Handler class has four members:
final MessageQueue mQueue;
final Looper mLooper;
final Callback mCallback;
IMessenger mMessenger;
mQueue is set as mLooper.mQueue, mCallback is null in sWebCoreHandler, so we just need to set mLooper and mMessenger with values in sWebCoreHandler.
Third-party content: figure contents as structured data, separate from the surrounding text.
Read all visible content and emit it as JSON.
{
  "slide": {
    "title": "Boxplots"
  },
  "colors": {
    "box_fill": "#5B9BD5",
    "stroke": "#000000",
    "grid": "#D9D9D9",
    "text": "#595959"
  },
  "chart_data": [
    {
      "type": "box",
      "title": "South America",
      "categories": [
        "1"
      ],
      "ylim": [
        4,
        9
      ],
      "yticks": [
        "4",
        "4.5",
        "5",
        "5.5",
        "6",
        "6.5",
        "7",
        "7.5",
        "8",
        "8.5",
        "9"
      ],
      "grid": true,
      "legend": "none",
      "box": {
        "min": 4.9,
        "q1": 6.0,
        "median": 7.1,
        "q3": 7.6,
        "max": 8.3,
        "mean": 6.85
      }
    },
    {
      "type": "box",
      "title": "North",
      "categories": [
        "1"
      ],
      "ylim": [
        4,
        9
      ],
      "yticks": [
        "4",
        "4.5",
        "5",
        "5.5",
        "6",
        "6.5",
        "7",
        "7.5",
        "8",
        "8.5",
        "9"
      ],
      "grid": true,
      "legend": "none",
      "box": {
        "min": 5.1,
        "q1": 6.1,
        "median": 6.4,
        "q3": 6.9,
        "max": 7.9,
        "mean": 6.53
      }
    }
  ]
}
static Handler sProxyHandler = null;
static void tryTweakWebCoreHandler() {
// 4.0.3/4.0.4 rom
if (Build.VERSION.SDK_INT == Build.VERSION_CODES.ICE_CREAM_SANDWICH_MR1) {
tweakWebCoreHandle();
}
}
static private void tweakWebCoreHandle() {
if (sProxyHandler != null)
return;
try {
Field f = Class.forName("android.webkit.WebViewCore").getDeclaredField("sWebCoreHandler");
f.setAccessible(true);
Object h = f.get(null);
Object mMessenger = null;
Method m = Handler.class.getDeclaredMethod("getIMessenger", (Class<?>[])null);
m.setAccessible(true);
mMessenger = m.invoke(h, (Object[])null);
sProxyHandler = new WebCoreProxyHandler((Handler)h);
if (mMessenger != null) {
Field f1 = Handler.class.getDeclaredField("mMessenger");
f1.setAccessible(true);
f1.set(sProxyHandler, mMessenger);
}
f.set(null, sProxyHandler);
// Log.w(TAG, "sWebCoreHandler: " + h);
} catch (Throwable e) {
Log.w(TAG, "exception: " + e);
}
if (sProxyHandler == null)
sProxyHandler = new Handler();
}
static class WebCoreProxyHandler extends Handler {
final Handler handler;
public WebCoreProxyHandler(Handler handler) {
super(handler.getLooper());
this.handler = handler;
}
public void handleMessage(Message msg) {
// Log.w("WebCoreProxyHandler", "handle msg: " + msg.what);
try {
handler.handleMessage(msg);
} catch (Throwable tr) {
Log.w("WebCoreProxyHandler", "exception: " + tr);
}
}
}
Remain problem is when to invoke tryTweakWebCoreHandler(). I tried to invoke it after a WebView instance is created and tested on some devices, WebCoreProxyHandler.handleMessage() can be called.
Note: i just made some simple test, i'm not sure this problem is resolved as the origin exception can not be reproduced reliably.
If you decide to try this approach, please do enough test.